The Glass House Google Built Being Built By Others
What if your eyes recorded everything you see and the length of time in which you linger on a specific object? How would search marketers use that data to target ads and content? Diversify. It will become every marketer's strategy in 2013. I'm not referring to diversification of stock portfolios, but rather support for search engine marketing campaigns through cloud computing and artificial intelligence.
Work backwards through Google's push toward a paperless society and cloud computing initiatives that will prompt consumers to spend more time online -- not only through desktop and smartphones, but other mobile devices like Project Glass.
Google soon will send the first round of augmented reality Google Glass devices, Project Glass, to developers who paid a whopping $1,500 to receive an early prototype version during the company's i/o conference last year. The biggest challenge -- battery life -- will require the glasses to reach past the six-hour lifespan to more than a day. Developers expect the price to drop as more make their way into the market.
Google may have sparked interest in wearable computing that records visual perceptions through location detection, tracking and computer vision, but others are working on similar toys.
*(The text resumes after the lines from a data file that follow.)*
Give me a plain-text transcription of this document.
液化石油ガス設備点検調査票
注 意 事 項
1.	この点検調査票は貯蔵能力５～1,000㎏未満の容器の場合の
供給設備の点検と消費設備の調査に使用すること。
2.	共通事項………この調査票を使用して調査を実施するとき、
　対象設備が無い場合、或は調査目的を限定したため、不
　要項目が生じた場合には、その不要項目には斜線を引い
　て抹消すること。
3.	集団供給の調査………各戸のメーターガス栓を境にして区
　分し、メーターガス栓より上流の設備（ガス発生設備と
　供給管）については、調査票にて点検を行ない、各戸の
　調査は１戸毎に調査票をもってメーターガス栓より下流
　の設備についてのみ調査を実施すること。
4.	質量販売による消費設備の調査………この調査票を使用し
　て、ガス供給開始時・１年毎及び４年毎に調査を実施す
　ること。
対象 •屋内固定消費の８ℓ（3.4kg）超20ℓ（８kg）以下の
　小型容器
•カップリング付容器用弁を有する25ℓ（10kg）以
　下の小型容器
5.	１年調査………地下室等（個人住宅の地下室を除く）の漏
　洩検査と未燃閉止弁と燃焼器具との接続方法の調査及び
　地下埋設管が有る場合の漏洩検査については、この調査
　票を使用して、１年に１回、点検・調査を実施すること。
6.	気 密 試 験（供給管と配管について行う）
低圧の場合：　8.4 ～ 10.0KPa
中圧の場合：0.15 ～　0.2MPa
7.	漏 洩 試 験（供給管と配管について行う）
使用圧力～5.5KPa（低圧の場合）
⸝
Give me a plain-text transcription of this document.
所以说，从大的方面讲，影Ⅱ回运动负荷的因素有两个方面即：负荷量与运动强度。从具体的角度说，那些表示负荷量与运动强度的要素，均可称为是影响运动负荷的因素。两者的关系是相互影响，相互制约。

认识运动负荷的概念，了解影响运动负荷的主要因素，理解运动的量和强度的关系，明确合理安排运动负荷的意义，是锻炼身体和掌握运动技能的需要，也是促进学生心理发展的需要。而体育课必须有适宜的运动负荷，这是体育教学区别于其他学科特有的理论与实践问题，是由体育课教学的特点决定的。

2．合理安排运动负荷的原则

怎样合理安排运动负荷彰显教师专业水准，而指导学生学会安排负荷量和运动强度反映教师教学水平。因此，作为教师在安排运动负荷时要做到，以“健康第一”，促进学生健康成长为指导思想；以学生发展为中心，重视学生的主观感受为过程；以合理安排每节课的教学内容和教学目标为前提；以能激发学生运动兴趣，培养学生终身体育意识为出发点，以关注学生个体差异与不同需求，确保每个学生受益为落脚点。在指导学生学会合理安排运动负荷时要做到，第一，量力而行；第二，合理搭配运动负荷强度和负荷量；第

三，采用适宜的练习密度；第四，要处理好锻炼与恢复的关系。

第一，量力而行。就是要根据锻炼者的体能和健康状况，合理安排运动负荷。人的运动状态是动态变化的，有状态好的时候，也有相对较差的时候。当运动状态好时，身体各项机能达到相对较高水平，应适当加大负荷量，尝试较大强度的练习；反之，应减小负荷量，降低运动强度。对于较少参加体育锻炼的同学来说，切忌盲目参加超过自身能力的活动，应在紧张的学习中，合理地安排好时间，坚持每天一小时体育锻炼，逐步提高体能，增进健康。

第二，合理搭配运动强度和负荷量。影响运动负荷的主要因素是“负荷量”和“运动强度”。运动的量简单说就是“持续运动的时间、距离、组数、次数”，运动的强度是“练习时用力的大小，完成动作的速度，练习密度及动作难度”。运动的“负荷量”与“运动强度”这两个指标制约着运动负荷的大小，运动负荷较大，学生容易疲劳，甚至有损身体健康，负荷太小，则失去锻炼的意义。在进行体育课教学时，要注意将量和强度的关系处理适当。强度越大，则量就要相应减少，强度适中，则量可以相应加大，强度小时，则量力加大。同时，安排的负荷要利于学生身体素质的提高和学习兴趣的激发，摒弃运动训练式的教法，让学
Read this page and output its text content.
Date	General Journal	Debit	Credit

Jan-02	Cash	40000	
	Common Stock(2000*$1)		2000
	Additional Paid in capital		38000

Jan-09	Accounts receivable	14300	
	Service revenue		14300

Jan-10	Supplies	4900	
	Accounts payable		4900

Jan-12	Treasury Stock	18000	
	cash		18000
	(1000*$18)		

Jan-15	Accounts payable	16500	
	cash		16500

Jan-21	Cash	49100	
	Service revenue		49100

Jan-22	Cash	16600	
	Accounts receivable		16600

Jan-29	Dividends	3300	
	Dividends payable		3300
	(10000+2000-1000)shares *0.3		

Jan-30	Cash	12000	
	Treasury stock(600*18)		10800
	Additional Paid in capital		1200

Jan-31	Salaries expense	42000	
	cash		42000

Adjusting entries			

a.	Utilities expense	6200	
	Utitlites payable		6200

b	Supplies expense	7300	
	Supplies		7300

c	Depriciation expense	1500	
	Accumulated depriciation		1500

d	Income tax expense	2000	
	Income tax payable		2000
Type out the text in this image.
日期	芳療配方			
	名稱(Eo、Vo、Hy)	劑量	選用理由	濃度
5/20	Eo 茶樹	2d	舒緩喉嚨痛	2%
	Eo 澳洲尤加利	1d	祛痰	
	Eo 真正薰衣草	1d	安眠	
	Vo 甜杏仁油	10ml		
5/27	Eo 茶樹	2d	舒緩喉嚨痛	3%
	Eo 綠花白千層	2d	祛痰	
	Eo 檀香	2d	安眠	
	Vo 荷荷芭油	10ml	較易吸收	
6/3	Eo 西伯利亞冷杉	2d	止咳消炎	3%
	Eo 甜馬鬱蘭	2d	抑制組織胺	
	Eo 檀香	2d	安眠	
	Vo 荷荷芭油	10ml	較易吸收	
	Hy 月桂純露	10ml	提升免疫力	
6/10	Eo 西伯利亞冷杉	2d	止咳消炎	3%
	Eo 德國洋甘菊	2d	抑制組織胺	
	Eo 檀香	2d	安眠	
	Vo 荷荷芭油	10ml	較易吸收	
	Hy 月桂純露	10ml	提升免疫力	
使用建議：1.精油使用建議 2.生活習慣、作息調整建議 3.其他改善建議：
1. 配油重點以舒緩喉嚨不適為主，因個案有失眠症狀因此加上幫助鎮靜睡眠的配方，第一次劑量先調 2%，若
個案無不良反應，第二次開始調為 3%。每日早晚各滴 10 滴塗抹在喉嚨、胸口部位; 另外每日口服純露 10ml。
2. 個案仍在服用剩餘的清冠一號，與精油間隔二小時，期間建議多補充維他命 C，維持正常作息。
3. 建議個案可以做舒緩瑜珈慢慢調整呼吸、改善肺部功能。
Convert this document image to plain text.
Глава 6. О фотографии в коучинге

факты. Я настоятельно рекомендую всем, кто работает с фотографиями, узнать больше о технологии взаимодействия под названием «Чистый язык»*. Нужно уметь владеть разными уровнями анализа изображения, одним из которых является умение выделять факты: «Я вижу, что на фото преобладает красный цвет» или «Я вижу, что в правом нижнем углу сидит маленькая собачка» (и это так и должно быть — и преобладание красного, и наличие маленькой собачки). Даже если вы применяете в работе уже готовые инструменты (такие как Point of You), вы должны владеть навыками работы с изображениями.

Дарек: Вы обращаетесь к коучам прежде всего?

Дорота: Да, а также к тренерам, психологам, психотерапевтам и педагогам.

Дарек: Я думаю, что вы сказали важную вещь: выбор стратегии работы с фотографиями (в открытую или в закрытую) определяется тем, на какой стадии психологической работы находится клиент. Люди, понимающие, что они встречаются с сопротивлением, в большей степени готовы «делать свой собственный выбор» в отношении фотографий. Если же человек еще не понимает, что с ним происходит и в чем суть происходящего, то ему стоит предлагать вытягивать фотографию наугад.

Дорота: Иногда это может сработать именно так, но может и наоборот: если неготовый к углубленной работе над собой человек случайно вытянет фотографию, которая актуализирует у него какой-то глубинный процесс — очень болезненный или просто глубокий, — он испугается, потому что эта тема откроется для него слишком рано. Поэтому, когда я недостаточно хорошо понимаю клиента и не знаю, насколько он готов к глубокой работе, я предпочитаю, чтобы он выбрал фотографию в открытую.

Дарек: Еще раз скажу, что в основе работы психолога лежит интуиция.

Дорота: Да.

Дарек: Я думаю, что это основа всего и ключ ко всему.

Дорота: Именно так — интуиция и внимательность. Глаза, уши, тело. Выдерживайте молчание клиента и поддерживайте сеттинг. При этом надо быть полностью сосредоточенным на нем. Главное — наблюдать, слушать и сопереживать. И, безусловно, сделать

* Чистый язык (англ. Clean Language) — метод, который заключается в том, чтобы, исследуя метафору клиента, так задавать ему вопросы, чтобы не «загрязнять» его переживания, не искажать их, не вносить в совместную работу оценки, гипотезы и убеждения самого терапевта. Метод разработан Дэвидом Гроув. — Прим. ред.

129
Most of the components required to build the glasses are found today in smartphones, such as processor, accelerometers, camera, and network interfaces.
"The real challenge is to pack all those elements into a wearable system that can present images close to the eye," according to Rod Furlan, investor and artificial intelligence expert, who set out to make his own pair.
Furlan provides a laundry list of components and processes to build the glasses, such as a microdisplay with a screen between 0.3 and 0.6 inches diagonally, and resolution of at least 320 by 240 pixels. He settles for using a fourth-generation iPod Touch to run the system, but the glasses require the development of something much smaller. The iPod required him to build the system in two parts. He is already building a second version of his prototype based on Raspberry Pi.
The sensation could become addictive. "My world changed the day I first wore my prototype. At first there was disappointment -- my software was rudimentary, and the video cable running down to the onboard computer was a compromise I wasn’t particularly pleased with," Furlan wrote. "Then there was discomfort, as I felt overwhelmed while trying to hold a conversation as information from the Internet (notifications, server statuses, stock prices, and messages) was streamed to me through the micro-display. But when the batteries drained a few hours later and I took the prototype off, I had a feeling of loss. It was as if one of my senses had been taken away from me, which was something I certainly didn’t anticipate."
Furlan believes the greatest value will become second-generation applications that provide total recall and augmented cognition. Imagine being able to call up and share physical vision -- or read the transcripts for every conversation, complete with names and faces of everyone you meet.